In instances like these when everything goes sideways, I remorsefully decide we ought to straighten up and start acting like normal, responsible adults. It would be good to begin practicing adulthood now, because if this is truly the Final Year of My Life before I have to attempt to squirt a baby out of my loins, I’ll need to start taking everything incredibly seriously. I’ll need to clean up my vocabulary — wouldn’t want baby’s first words to be “fucking fuckstick!” I’ll need to stop behaving as if my husband is a jovial punching bag — wouldn’t want baby to think hitting is okay! I’ll need to become fluent in three other languages — wouldn’t want baby to fall behind in Montessori school!

YES, I vow solemnly to myself. Adulthood now! Adulthood forevermore!
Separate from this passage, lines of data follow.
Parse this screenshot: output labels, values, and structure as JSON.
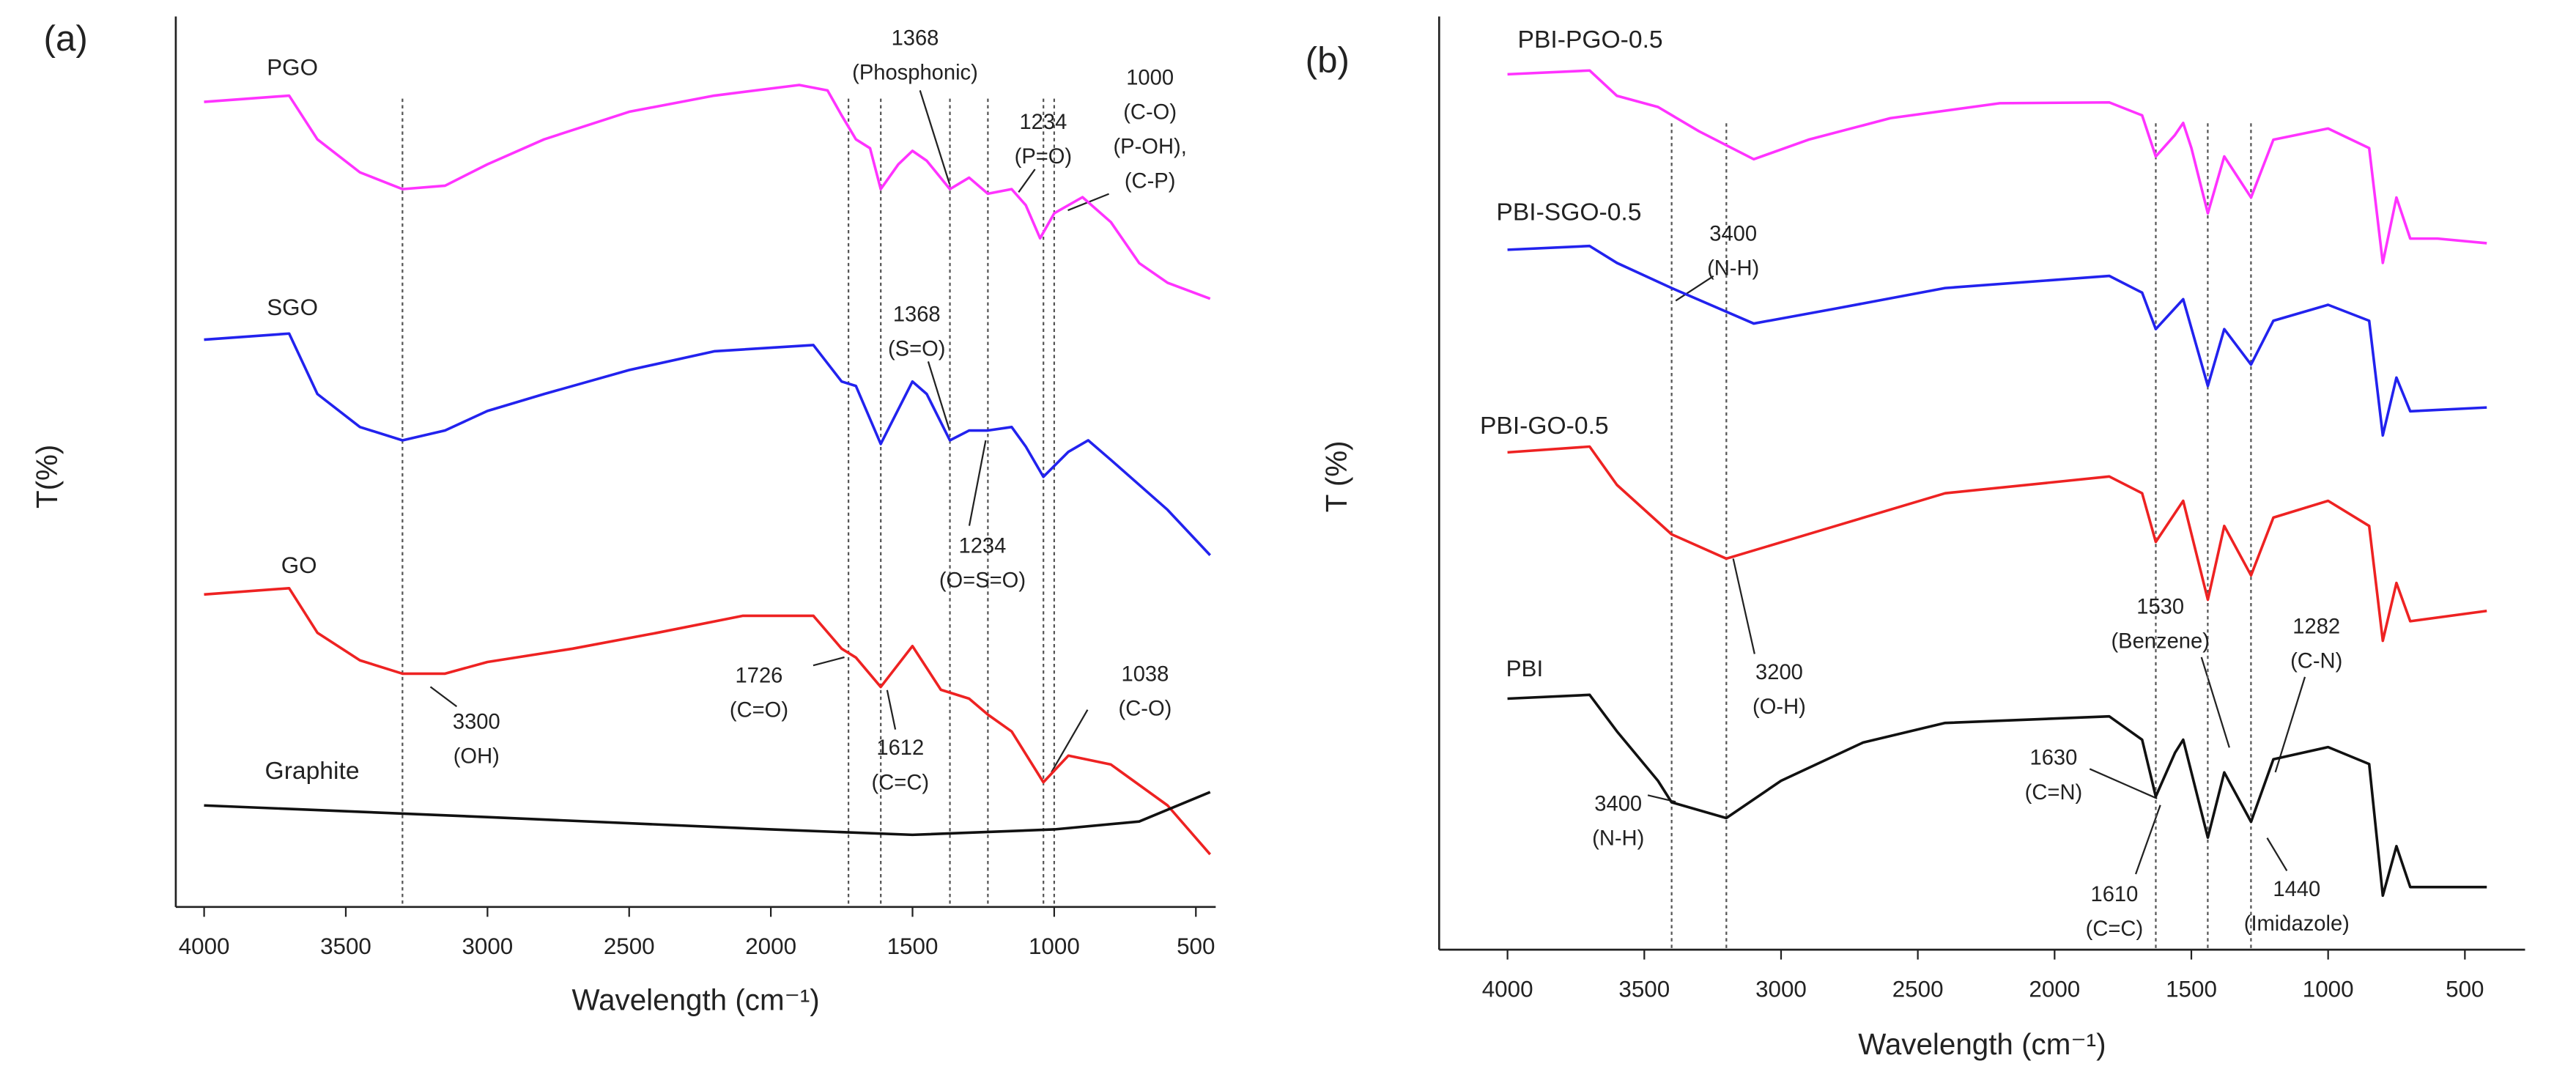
{
  "chart_data": [
    {
      "type": "line",
      "panel_label": "(a)",
      "xlabel": "Wavelength (cm⁻¹)",
      "ylabel": "T(%)",
      "xlim": [
        4100,
        430
      ],
      "xticks": [
        4000,
        3500,
        3000,
        2500,
        2000,
        1500,
        1000,
        500
      ],
      "ylim": [
        0,
        100
      ],
      "series": [
        {
          "name": "PGO",
          "color": "#ff33ff",
          "x": [
            4000,
            3700,
            3600,
            3450,
            3300,
            3150,
            3000,
            2800,
            2500,
            2200,
            1900,
            1800,
            1750,
            1700,
            1650,
            1612,
            1550,
            1500,
            1450,
            1368,
            1300,
            1234,
            1150,
            1100,
            1050,
            1000,
            900,
            800,
            700,
            600,
            450
          ],
          "values": [
            90.4,
            91.1,
            86.2,
            82.5,
            80.6,
            81,
            83.4,
            86.2,
            89.3,
            91.1,
            92.3,
            91.7,
            88.9,
            86.2,
            85.2,
            80.6,
            83.4,
            84.9,
            83.8,
            80.6,
            81.9,
            80.1,
            80.6,
            78.8,
            75.1,
            77.9,
            79.7,
            76.9,
            72.3,
            70.1,
            68.3
          ]
        },
        {
          "name": "SGO",
          "color": "#2222ee",
          "x": [
            4000,
            3700,
            3600,
            3450,
            3300,
            3150,
            3000,
            2800,
            2500,
            2200,
            1850,
            1750,
            1700,
            1612,
            1500,
            1450,
            1368,
            1300,
            1234,
            1150,
            1100,
            1038,
            950,
            880,
            800,
            600,
            450
          ],
          "values": [
            63.7,
            64.4,
            57.6,
            53.9,
            52.4,
            53.5,
            55.7,
            57.6,
            60.3,
            62.4,
            63.1,
            59,
            58.5,
            52,
            59,
            57.6,
            52.4,
            53.5,
            53.5,
            53.9,
            51.7,
            48.3,
            51.1,
            52.4,
            50.2,
            44.6,
            39.5
          ]
        },
        {
          "name": "GO",
          "color": "#ee2222",
          "x": [
            4000,
            3700,
            3600,
            3450,
            3300,
            3150,
            3000,
            2700,
            2400,
            2100,
            1850,
            1750,
            1700,
            1612,
            1500,
            1400,
            1300,
            1234,
            1150,
            1038,
            950,
            800,
            600,
            450
          ],
          "values": [
            35.1,
            35.8,
            30.8,
            27.7,
            26.2,
            26.2,
            27.5,
            29,
            30.8,
            32.7,
            32.7,
            29,
            28,
            24.7,
            29.3,
            24.4,
            23.4,
            21.6,
            19.7,
            14,
            17,
            16,
            11.4,
            5.9
          ]
        },
        {
          "name": "Graphite",
          "color": "#111111",
          "x": [
            4000,
            3000,
            2000,
            1500,
            1000,
            700,
            450
          ],
          "values": [
            11.4,
            10.1,
            8.7,
            8.1,
            8.7,
            9.6,
            12.9
          ]
        }
      ],
      "reference_lines": [
        3300,
        1726,
        1612,
        1368,
        1234,
        1038,
        1000
      ],
      "annotations": [
        {
          "label": [
            "1368",
            "(Phosphonic)"
          ]
        },
        {
          "label": [
            "1234",
            "(P=O)"
          ]
        },
        {
          "label": [
            "1000",
            "(C-O)",
            "(P-OH),",
            "(C-P)"
          ]
        },
        {
          "label": [
            "1368",
            "(S=O)"
          ]
        },
        {
          "label": [
            "1234",
            "(O=S=O)"
          ]
        },
        {
          "label": [
            "3300",
            "(OH)"
          ]
        },
        {
          "label": [
            "1726",
            "(C=O)"
          ]
        },
        {
          "label": [
            "1612",
            "(C=C)"
          ]
        },
        {
          "label": [
            "1038",
            "(C-O)"
          ]
        }
      ]
    },
    {
      "type": "line",
      "panel_label": "(b)",
      "xlabel": "Wavelength (cm⁻¹)",
      "ylabel": "T (%)",
      "xlim": [
        4250,
        280
      ],
      "xticks": [
        4000,
        3500,
        3000,
        2500,
        2000,
        1500,
        1000,
        500
      ],
      "ylim": [
        0,
        100
      ],
      "series": [
        {
          "name": "PBI-PGO-0.5",
          "color": "#ff33ff",
          "x": [
            4000,
            3700,
            3600,
            3450,
            3300,
            3100,
            2900,
            2600,
            2200,
            1800,
            1680,
            1630,
            1560,
            1530,
            1500,
            1440,
            1380,
            1282,
            1200,
            1000,
            850,
            800,
            750,
            700,
            600,
            420
          ],
          "values": [
            93.8,
            94.2,
            91.5,
            90.3,
            87.7,
            84.7,
            86.8,
            89.1,
            90.7,
            90.8,
            89.4,
            85,
            87.3,
            88.6,
            85.9,
            78.9,
            85,
            80.6,
            86.8,
            88,
            85.9,
            73.6,
            80.6,
            76.2,
            76.2,
            75.7
          ]
        },
        {
          "name": "PBI-SGO-0.5",
          "color": "#2222ee",
          "x": [
            4000,
            3700,
            3600,
            3400,
            3100,
            2800,
            2400,
            1800,
            1680,
            1630,
            1530,
            1440,
            1380,
            1282,
            1200,
            1000,
            850,
            800,
            750,
            700,
            420
          ],
          "values": [
            75,
            75.4,
            73.6,
            70.9,
            67.1,
            68.7,
            70.9,
            72.2,
            70.4,
            66.5,
            69.7,
            60.4,
            66.5,
            62.7,
            67.4,
            69.1,
            67.4,
            55.1,
            61.3,
            57.7,
            58.1
          ]
        },
        {
          "name": "PBI-GO-0.5",
          "color": "#ee2222",
          "x": [
            4000,
            3700,
            3600,
            3400,
            3200,
            2800,
            2400,
            1800,
            1680,
            1630,
            1530,
            1440,
            1380,
            1282,
            1200,
            1000,
            850,
            800,
            750,
            700,
            420
          ],
          "values": [
            53.3,
            53.9,
            49.8,
            44.5,
            41.9,
            45.4,
            48.9,
            50.7,
            48.9,
            43.7,
            48.1,
            37.5,
            45.4,
            40.1,
            46.3,
            48.1,
            45.4,
            33.1,
            39.3,
            35.2,
            36.3
          ]
        },
        {
          "name": "PBI",
          "color": "#111111",
          "x": [
            4000,
            3700,
            3600,
            3450,
            3400,
            3200,
            3000,
            2700,
            2400,
            1800,
            1680,
            1630,
            1560,
            1530,
            1440,
            1380,
            1282,
            1200,
            1000,
            850,
            800,
            750,
            700,
            420
          ],
          "values": [
            26.9,
            27.3,
            23.4,
            18.1,
            15.8,
            14.1,
            18.1,
            22.2,
            24.3,
            25,
            22.5,
            16.4,
            21.1,
            22.5,
            12,
            19,
            13.7,
            20.4,
            21.7,
            19.9,
            5.8,
            11.1,
            6.7,
            6.7
          ]
        }
      ],
      "reference_lines": [
        3400,
        3200,
        1630,
        1440,
        1282
      ],
      "annotations": [
        {
          "label": [
            "3400",
            "(N-H)"
          ]
        },
        {
          "label": [
            "3200",
            "(O-H)"
          ]
        },
        {
          "label": [
            "3400",
            "(N-H)"
          ]
        },
        {
          "label": [
            "1630",
            "(C=N)"
          ]
        },
        {
          "label": [
            "1530",
            "(Benzene)"
          ]
        },
        {
          "label": [
            "1282",
            "(C-N)"
          ]
        },
        {
          "label": [
            "1610",
            "(C=C)"
          ]
        },
        {
          "label": [
            "1440",
            "(Imidazole)"
          ]
        }
      ]
    }
  ]
}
I shall endeavor to write a will and get some life insurance and purchase some china and relearn art history and brush up on all my state capitols and stop calling people “dude!” I shall become… SUPERADULT!

And then, eyes brimming with hot tears of fortitude, lower lip trembling with resolve, I turn to the beau and gaze deeply into the essence of his being. He is standing over the sink, brushing his teeth. After a minute he spits and turns to me, mouth rimmed in greenish foam. “We need to remember to get more toothpaste,” he says.

“Your Mom gets more toothpaste,” I reply.

Yeah.

Never gonna happen.

 

1 APOLOGIES, the beau has now read this post and would like everyone to know that he didn’t actually punch me. What happened is, we were violently dancing and his head came in contact with my face. Then there was blood and then when we went to open presents with my family I had to explain why my nose was swollen. I’d like to point out that after it happened my dad told us, “You kids had better stop horsing around down there.” I’d also like to point out that we were both 27 years old at the time.